The low-level specifics of "init enough PCI to reach EHCI" and "init the DRAM controller" obviously differ between boards.
Both these tasks will however share at least some code between boards. It would be nice if we could re-use code instead of having duplicates.
Yes.
For the EHCI PCI init I guess we will have to wait for experience and improve when we see problems,
Yes -- it helps to think about the problem before coding it, and to discuss the problems, though. Which we did. Let's move on now :-)
Perhaps we could do better with RAM init though.
Would a RAM init API make sense?
How different is SDRAM, DDR and DDR2 init on one controller compared to another?
Very different.
Do the controllers usually work in similar ways so that the higher level sequence of things to do is the same on them all?
Well the signals on the actual DIMM bus end up being very similar; the registers to set, and what they do, vary wildly.

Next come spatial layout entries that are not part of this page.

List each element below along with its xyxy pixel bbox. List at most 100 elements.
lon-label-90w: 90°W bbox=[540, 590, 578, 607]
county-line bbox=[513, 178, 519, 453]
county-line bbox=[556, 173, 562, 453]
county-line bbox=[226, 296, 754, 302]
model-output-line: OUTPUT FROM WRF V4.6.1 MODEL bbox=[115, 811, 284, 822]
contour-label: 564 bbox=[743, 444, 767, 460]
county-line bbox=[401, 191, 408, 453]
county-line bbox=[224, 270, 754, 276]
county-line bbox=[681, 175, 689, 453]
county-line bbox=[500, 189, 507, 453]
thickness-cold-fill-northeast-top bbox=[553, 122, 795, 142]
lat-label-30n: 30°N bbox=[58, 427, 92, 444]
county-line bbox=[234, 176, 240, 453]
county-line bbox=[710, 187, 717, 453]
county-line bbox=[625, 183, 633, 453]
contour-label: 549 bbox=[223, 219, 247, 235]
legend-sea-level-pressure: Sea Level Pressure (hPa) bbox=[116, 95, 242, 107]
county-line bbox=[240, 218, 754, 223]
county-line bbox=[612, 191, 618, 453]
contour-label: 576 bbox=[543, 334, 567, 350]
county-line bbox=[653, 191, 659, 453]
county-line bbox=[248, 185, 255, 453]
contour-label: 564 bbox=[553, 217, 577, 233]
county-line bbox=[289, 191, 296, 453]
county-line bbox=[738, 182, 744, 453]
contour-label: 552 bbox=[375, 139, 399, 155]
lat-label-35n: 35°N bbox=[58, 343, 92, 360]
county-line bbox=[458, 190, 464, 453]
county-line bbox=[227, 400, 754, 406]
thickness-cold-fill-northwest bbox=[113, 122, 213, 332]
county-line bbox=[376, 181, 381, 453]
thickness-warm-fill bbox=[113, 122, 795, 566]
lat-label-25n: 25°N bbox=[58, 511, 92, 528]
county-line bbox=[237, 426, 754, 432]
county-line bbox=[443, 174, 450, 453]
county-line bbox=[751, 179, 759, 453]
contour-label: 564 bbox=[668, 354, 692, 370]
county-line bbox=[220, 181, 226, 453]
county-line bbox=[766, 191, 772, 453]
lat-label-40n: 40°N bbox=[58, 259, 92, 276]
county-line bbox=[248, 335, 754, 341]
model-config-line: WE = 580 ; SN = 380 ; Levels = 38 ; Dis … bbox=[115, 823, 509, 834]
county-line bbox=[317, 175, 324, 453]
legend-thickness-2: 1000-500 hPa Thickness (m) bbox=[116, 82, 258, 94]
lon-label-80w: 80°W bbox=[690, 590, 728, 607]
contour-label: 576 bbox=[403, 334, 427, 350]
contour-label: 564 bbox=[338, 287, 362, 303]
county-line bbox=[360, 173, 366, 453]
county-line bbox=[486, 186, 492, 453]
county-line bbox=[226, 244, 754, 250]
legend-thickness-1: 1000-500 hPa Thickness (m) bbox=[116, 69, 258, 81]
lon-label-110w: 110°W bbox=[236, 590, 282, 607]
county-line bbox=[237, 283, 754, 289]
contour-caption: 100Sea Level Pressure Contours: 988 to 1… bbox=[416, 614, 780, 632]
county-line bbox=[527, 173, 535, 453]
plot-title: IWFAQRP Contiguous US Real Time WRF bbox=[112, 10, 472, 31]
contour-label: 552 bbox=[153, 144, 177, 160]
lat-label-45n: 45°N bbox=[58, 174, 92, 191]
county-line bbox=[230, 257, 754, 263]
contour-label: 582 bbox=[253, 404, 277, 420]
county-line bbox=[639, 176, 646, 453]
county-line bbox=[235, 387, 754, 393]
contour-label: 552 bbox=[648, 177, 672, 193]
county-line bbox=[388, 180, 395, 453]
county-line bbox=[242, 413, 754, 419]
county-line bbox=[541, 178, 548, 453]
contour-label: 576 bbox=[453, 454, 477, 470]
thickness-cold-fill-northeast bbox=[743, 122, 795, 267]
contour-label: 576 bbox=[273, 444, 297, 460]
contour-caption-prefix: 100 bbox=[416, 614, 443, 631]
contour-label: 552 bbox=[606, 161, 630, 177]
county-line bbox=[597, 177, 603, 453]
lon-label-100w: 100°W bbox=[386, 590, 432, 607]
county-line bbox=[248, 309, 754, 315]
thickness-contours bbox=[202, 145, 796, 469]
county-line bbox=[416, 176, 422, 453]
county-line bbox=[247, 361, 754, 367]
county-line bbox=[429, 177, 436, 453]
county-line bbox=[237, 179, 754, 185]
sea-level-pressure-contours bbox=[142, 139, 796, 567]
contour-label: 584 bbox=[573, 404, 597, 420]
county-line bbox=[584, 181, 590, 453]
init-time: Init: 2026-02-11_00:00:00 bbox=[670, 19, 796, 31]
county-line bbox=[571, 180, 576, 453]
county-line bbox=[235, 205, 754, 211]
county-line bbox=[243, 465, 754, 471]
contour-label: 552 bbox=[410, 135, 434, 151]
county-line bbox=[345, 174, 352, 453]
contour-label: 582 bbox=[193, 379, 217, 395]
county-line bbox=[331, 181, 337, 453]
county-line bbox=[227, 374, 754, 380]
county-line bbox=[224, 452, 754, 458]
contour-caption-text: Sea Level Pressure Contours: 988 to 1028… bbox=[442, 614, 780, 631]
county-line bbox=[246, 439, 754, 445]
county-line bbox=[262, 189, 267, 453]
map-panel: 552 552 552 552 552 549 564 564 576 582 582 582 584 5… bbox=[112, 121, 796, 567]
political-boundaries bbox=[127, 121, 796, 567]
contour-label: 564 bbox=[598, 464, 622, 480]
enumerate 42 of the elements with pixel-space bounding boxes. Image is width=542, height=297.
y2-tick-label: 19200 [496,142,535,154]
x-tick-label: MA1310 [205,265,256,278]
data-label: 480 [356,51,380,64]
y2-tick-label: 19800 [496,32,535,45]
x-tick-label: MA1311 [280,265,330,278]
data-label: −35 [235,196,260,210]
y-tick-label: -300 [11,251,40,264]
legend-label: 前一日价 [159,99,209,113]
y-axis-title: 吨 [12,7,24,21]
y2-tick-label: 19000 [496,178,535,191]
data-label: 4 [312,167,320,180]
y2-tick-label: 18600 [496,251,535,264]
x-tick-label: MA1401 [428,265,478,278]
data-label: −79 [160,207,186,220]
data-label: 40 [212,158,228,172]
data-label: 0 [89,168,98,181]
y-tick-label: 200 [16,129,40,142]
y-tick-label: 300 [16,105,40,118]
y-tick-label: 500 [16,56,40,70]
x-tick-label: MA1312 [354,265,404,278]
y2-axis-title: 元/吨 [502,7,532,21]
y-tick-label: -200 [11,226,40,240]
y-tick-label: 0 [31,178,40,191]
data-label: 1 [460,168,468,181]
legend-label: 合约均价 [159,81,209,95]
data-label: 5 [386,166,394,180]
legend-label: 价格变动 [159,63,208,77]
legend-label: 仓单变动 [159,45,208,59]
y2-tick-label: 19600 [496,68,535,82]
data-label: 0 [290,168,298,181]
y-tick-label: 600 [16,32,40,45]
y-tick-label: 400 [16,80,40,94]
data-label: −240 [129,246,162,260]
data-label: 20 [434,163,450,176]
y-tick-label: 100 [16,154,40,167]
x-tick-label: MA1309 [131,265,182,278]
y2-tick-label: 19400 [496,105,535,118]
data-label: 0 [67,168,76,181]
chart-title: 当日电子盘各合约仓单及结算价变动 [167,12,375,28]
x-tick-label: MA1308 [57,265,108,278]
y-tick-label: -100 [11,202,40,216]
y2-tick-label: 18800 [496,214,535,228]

If so, it would be nice to encode these init sequences into lib/{sdram,ddr,ddr2} and make an API that the northbridge code has to implement.
An API that the memory controller code has to implement isn't going to work. Having a bunch of helper functions that the memory controller code can call as it wishes, is a good plan though.
This is especially nice if there are many high-level steps. It will also help new ports and new porters a great deal since it wont be neccessary to learn all about RAM init before a new port -
To successfully (and correctly!) program any memory controller, you really have to know both how the supported memory types work, and how the specific memory controller works. In detail.
only how to do a certain task (eg. set CAS latency) on the given chipset, which may be easier to find in the data sheet, or from vendor support. Such an (internal) interface might make it easier for chipset vendors to support LinuxBIOS too.
It sure would help porting to have many nice helper hooks, and to have a clear overview what a new port should look like (a flowchart, or some pseudo code; or we can just point to some port and say "this one is really good"). We shouldn't make the framework too stringent as boards/systems really do vary *wildly*.